Sila pauses, her eyes catching in the darkness, seeing what mine can’t. And then, as we move closer, I can.
A deep crack breaks through the wall and floor ahead. It must continue down for many levels, forgotten or ignored as unfixable. It has pulled the floor of the hallway apart, and a gentle mist drifts from within it, damp and earth-warm.
“Here?” I whisper.
“If we are not too late,” Sila says, setting me down carefully.
I peel Lune’s cloak away from where it has stuck to her bloodied shoulder. The wounds are already closing and her blouse is blood-soaked and torn. I reach out, resting my fingers there. It makes me uneasy, even if it doesn’t seem to phase her.
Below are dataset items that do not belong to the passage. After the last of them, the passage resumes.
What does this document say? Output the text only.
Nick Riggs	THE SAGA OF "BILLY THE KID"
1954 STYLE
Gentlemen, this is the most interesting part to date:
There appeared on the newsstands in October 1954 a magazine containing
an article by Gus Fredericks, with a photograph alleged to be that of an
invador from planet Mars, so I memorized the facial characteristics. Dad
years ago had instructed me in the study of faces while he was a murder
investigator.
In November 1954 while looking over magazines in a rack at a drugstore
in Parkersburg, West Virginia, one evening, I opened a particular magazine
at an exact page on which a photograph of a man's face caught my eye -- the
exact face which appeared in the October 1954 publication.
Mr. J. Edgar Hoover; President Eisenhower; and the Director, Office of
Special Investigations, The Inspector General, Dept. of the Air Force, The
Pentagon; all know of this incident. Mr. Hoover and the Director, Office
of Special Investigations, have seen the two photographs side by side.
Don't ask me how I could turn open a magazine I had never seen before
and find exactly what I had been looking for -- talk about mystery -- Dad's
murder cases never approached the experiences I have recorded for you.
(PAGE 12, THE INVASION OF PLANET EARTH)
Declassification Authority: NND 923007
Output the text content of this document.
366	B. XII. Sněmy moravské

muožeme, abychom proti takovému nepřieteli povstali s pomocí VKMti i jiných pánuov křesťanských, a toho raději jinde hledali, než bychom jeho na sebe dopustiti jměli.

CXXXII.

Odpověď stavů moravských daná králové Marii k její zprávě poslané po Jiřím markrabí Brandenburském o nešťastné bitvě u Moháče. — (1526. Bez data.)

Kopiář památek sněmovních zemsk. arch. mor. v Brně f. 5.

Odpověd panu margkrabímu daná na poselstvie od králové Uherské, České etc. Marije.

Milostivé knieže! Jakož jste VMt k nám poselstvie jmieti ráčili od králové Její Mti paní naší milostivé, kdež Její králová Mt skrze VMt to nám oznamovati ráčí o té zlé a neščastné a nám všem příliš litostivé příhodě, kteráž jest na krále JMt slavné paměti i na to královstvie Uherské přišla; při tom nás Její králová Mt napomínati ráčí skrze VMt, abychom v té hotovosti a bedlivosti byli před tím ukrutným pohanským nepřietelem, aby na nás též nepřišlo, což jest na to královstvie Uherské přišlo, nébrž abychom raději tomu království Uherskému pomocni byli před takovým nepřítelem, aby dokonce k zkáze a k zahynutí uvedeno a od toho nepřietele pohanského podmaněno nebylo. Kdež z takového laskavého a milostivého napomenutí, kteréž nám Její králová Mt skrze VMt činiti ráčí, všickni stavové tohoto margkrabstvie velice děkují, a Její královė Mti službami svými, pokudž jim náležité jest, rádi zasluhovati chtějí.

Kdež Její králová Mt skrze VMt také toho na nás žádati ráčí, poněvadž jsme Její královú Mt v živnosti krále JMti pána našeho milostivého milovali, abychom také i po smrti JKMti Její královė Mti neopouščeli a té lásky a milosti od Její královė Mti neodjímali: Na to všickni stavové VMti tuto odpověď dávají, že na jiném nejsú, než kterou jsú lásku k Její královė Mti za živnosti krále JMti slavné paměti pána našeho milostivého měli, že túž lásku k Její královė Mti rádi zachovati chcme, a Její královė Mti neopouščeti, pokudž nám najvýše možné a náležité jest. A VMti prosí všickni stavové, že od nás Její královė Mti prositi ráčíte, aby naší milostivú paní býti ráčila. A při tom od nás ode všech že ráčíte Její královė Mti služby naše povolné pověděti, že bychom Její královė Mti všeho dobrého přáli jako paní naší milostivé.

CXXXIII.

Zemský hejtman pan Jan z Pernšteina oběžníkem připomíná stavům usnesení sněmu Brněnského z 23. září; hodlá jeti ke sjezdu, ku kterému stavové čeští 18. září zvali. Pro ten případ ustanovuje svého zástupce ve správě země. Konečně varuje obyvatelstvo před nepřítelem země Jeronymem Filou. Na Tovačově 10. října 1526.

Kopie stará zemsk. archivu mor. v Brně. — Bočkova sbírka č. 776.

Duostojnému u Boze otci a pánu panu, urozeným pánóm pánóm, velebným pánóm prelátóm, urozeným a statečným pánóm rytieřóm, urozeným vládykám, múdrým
“They will heal,” Sila says softly. “This isn’t like last time.” She threads her fingers through my hair to cradle the back of my neck and leans down to press a kiss to my forehead.
A thump echoes out from the fissure and I flinch, heart hammering in my throat, sure that the floor is about to open and swallow me whole. A lantern light appears, floating above the fissure and a figure soon follows it. A set of footsteps echoes across a plank thrown down over the crack.
“You the Librarian?” asks a rough voice. He appears from the gently curling mist, walking over the makeshift bridge. He’s an older man, with rounded human ears and sandy blond hair. His figure is sturdy, the kind of person you’d ask for help hauling books back and forth, and right now his unruly eyebrows are pulled together in a deep-set frown that might be permanent.
“Yes,” Sila says. “We are friends of the moon in the glade.”